Paulson has to date been the biggest holder of SPDR shares, using them to hedge currency exposure, while other managers such as Greenlight Capital's David Einhorn and Third Point LLC's Daniel Loeb have favored more discrete investments in physical bullion.
Analysts read the second quarter filing by Paulson as a sign that the hedge fund manager, a well-known gold bull, has not lost his faith in the precious metal as a long hedge against inflation.
Spot gold fell 4 percent in the second quarter, as prices largely traded in a $150 range following a 7-percent gain in the first quarter.
After failing to breach resistance at $1,680 an ounce in early April, bullion prices fell toward $1,525 an ounce several times in May but held each time. The metal has since pared some losses to end the second quarter near $1,600.
Disappointment over a lack of more stimulus by the U.S. Federal Reserve and other central banks has weighed heavily on gold, a traditional inflation hedge.
Overall physical bullion holdings used to back shares of the SPDR Gold Trust slipped 7 tonnes, or less than 1 percent, to about 1,280 tonnes by the end of the second quarter, following an 8 percent inflow in the first.
SOROS UP, THIRD POINT TRIMMED
Billionaire financier George Soros increased his position in SPDR Gold to $137 million in the second quarter from $52 million previously.

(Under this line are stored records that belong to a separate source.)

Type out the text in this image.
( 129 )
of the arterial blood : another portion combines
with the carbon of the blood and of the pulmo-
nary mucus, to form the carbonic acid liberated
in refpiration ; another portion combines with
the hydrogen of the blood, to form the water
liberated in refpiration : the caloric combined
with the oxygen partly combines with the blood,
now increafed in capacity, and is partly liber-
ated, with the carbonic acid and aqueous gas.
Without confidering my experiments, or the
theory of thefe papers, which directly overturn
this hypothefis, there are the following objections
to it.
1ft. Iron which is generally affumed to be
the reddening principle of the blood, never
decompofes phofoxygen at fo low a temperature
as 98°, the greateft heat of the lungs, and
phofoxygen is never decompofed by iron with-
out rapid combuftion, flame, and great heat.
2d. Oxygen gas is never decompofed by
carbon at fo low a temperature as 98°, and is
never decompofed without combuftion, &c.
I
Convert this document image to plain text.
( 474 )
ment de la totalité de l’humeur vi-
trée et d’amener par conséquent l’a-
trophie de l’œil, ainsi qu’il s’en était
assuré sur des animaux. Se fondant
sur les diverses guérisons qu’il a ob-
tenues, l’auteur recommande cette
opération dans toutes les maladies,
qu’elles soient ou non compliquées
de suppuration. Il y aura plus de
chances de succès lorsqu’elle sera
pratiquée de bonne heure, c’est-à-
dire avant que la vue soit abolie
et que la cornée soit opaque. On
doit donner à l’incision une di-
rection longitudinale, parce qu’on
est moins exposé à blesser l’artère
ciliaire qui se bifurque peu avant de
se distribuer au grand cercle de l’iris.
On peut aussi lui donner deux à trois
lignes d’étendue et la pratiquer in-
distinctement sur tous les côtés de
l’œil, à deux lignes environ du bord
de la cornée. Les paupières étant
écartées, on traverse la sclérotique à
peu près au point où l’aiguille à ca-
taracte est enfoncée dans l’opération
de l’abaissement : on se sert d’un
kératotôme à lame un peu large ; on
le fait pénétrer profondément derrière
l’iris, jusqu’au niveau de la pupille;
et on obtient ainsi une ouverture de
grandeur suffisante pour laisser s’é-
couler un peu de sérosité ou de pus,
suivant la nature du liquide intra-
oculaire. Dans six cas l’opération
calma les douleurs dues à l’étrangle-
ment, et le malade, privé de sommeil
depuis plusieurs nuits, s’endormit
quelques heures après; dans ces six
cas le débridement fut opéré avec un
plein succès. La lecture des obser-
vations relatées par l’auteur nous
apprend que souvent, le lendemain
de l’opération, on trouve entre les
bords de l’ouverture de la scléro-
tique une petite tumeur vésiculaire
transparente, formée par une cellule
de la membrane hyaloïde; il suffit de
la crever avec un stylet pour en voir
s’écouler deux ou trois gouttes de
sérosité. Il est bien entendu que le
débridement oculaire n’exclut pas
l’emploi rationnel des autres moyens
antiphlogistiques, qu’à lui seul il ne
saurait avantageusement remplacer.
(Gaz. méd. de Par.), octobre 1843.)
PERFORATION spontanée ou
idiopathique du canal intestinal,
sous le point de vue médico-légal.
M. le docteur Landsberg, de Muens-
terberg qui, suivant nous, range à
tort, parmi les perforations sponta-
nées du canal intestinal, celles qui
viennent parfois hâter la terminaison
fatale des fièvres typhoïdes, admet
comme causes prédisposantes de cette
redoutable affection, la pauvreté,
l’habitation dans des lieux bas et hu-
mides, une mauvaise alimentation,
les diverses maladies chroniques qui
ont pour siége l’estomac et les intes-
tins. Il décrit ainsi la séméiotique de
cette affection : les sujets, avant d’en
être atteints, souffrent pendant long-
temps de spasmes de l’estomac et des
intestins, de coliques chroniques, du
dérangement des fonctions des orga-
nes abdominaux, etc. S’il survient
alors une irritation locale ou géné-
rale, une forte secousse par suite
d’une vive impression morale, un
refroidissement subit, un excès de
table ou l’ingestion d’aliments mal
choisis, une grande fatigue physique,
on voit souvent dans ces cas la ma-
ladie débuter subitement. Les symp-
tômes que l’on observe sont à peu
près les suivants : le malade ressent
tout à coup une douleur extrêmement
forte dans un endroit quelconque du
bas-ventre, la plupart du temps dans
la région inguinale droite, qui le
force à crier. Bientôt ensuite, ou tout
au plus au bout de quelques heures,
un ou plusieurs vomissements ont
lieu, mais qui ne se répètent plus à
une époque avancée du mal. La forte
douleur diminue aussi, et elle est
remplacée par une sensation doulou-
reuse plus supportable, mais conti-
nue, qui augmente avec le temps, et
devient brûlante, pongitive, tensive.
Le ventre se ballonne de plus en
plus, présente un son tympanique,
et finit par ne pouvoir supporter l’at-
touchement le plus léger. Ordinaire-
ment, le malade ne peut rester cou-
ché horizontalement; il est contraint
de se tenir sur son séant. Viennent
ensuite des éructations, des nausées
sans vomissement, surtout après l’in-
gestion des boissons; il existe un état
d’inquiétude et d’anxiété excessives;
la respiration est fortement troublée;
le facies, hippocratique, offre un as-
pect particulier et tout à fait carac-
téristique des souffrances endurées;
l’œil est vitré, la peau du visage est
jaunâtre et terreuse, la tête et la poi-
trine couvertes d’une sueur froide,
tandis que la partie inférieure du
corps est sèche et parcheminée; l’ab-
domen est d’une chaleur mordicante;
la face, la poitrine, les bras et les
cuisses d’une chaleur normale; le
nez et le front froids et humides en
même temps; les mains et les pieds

Last year, Soros, who had called gold "the ultimate bubble," largely dumped his stake in the ETF before the metal ran up to a record peak of $1,920.30 per ounce in September.
Traders said that some hedge fund managers have been putting their money in other assets such as equities in a bid to get higher returns as the euro zone debt crisis appeared to stabilize.
The second quarter was a difficult one for hedge funds as the equities market's benchmark S&P 500 fell 3.3 percent in the period, while funds on average lost 2.7 percent in the quarter.